Hyperlipidemic Effects of Dietary Saturated Fats Mediated through PGC-1(beta) Coactivation of SREBP

The PGC-1 family of coactivators stimulates the activity of certain transcription factors and nuclear receptors. Transcription factors in the sterol responsive element binding protein (SREBP) family are key regulators of the lipogenic genes in the liver. We show here that high-fat feeding, which induces hyperlipidemia and atherogenesis, stimulates the expression of both PGC-1(beta) and SREBP1c and 1a in liver. PGC-1(beta) coactivates the SREBP transcription factor family and stimulates lipogenic gene expression.
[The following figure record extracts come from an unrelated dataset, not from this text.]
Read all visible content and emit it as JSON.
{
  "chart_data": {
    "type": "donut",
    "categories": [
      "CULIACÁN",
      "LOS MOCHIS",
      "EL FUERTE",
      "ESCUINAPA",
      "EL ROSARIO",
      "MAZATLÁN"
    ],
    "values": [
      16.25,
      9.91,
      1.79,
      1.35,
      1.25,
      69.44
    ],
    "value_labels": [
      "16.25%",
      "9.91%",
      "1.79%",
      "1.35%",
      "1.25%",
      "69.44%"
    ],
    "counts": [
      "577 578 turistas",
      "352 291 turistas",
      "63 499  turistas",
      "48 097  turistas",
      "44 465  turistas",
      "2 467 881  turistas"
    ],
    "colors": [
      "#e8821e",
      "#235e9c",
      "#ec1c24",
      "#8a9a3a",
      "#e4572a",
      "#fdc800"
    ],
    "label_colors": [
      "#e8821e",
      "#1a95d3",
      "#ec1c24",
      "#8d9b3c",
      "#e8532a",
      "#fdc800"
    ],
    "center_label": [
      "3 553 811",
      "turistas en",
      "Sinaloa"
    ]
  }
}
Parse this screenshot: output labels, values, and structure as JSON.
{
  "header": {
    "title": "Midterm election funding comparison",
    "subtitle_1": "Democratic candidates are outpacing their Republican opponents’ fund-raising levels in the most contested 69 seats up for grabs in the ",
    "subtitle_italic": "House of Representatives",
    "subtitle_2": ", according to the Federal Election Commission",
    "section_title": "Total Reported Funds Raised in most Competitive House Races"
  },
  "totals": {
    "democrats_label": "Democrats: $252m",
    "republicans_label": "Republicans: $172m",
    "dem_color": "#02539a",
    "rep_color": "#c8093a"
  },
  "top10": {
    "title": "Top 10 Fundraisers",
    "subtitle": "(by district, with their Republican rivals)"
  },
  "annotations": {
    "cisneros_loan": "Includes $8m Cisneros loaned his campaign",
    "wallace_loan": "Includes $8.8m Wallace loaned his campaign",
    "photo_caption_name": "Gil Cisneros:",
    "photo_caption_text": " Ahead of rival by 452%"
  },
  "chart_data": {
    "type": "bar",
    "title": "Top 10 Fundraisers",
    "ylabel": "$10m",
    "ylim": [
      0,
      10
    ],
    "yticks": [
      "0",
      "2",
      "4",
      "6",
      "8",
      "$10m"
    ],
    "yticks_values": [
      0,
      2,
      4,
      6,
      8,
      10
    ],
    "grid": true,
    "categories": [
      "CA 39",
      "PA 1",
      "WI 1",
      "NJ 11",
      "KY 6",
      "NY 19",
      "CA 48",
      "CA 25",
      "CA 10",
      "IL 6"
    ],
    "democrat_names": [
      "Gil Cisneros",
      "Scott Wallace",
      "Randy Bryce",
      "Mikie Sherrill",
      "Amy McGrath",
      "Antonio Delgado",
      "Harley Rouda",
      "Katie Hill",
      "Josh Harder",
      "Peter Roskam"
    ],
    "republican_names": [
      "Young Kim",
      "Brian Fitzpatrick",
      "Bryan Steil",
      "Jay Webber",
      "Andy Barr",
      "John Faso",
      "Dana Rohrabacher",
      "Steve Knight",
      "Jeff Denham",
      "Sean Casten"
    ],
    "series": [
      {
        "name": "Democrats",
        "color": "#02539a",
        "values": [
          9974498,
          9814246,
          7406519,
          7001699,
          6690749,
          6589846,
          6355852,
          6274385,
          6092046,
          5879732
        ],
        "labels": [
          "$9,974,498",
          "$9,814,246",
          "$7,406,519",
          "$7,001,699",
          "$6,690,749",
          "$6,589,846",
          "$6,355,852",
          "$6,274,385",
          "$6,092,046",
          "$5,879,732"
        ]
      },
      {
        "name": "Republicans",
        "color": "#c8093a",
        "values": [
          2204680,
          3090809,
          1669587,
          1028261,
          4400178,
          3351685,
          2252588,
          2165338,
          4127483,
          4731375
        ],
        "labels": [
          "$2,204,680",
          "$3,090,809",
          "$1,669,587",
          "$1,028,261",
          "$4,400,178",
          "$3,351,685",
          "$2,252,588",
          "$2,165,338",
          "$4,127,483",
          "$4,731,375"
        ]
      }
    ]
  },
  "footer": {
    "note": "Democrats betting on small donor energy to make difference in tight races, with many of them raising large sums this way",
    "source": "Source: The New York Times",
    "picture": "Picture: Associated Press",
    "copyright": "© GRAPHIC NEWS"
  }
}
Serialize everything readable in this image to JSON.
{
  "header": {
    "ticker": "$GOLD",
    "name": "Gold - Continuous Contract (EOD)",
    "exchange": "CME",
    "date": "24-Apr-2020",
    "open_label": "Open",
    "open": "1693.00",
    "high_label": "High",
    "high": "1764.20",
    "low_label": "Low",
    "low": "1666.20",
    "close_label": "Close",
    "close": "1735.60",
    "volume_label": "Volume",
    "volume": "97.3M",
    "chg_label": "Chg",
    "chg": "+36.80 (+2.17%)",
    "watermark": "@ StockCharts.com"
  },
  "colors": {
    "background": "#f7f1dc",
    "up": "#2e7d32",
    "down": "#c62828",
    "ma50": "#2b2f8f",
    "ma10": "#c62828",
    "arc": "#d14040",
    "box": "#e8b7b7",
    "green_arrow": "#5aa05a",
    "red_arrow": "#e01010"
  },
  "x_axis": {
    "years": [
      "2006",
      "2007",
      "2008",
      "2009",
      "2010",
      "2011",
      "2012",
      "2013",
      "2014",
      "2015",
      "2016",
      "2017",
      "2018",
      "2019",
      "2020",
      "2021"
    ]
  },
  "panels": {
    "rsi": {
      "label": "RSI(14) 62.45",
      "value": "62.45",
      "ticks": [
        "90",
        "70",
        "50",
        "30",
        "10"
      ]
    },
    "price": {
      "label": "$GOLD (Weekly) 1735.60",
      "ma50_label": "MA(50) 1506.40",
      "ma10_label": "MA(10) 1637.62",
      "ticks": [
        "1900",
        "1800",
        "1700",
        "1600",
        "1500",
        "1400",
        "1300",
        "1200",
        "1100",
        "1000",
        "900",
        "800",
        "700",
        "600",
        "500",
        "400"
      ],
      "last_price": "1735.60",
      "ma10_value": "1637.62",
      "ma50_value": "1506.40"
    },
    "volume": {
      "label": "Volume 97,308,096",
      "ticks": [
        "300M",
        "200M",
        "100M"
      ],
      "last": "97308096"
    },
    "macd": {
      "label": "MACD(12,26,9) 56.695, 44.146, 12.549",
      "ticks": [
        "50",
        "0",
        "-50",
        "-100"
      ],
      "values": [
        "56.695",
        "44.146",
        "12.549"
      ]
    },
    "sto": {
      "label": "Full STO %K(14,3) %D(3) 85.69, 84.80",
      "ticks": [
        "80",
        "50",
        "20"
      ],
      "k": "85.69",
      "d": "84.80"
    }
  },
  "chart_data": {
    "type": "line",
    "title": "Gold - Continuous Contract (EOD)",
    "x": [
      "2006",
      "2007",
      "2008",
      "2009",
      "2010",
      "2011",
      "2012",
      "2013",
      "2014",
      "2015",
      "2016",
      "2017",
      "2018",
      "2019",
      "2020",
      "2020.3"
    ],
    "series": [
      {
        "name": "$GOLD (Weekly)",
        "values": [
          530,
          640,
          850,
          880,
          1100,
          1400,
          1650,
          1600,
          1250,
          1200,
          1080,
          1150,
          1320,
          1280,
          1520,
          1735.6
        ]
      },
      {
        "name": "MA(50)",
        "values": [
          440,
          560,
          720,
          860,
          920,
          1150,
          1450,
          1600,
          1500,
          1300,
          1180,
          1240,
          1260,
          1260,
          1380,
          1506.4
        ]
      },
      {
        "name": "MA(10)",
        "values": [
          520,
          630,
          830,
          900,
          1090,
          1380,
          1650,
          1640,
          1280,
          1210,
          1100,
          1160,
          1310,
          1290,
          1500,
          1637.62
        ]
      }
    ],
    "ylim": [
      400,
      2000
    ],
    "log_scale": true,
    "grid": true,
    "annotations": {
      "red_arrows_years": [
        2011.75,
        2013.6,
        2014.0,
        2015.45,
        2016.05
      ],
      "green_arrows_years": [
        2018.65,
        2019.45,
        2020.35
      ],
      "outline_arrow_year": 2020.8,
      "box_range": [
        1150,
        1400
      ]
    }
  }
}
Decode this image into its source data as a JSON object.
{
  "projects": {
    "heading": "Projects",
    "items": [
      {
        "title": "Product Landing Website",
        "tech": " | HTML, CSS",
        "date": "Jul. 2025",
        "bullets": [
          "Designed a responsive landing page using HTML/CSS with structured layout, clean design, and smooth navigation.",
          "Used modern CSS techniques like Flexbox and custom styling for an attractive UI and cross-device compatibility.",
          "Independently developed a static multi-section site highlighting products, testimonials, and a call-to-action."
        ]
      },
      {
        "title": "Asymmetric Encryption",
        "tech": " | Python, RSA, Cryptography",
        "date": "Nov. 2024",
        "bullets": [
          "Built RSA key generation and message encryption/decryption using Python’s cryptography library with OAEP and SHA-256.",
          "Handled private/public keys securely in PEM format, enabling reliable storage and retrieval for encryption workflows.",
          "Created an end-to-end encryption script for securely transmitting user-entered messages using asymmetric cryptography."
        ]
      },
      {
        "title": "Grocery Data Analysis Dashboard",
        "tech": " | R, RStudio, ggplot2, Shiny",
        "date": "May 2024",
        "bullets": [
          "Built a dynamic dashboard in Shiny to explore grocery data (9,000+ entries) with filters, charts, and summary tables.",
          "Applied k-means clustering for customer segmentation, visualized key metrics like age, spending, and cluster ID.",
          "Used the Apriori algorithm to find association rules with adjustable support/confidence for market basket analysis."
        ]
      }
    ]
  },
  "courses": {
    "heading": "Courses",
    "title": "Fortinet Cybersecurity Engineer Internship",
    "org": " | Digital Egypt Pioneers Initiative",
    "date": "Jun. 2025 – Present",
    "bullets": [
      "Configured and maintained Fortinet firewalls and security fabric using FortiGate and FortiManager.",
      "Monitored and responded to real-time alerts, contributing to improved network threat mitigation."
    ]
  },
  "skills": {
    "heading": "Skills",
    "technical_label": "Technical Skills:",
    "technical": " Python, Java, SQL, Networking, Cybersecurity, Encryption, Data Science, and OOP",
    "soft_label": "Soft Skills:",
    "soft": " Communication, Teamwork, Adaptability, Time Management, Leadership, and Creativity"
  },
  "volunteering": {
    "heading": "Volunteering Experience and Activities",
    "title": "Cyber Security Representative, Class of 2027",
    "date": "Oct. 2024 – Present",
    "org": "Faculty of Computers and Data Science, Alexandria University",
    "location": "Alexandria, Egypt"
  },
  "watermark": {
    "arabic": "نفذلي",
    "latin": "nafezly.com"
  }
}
Further, PGC-1(beta) is required for SREBP-mediated lipogenic gene expression. However, unlike SREBP itself, PGC-1(beta) reduces fat accumulation in the liver while greatly increasing circulating triglycerides and cholesterol in VLDL particles. The stimulation of lipoprotein transport upon PGC-1(beta) expression is likely due to the simultaneous coactivation of the liver X receptor, LXR(alpha), a nuclear hormone receptor with known roles in hepatic lipid transport. These data suggest a mechanism through which dietary saturated fats can stimulate hyperlipidemia and atherogenesis.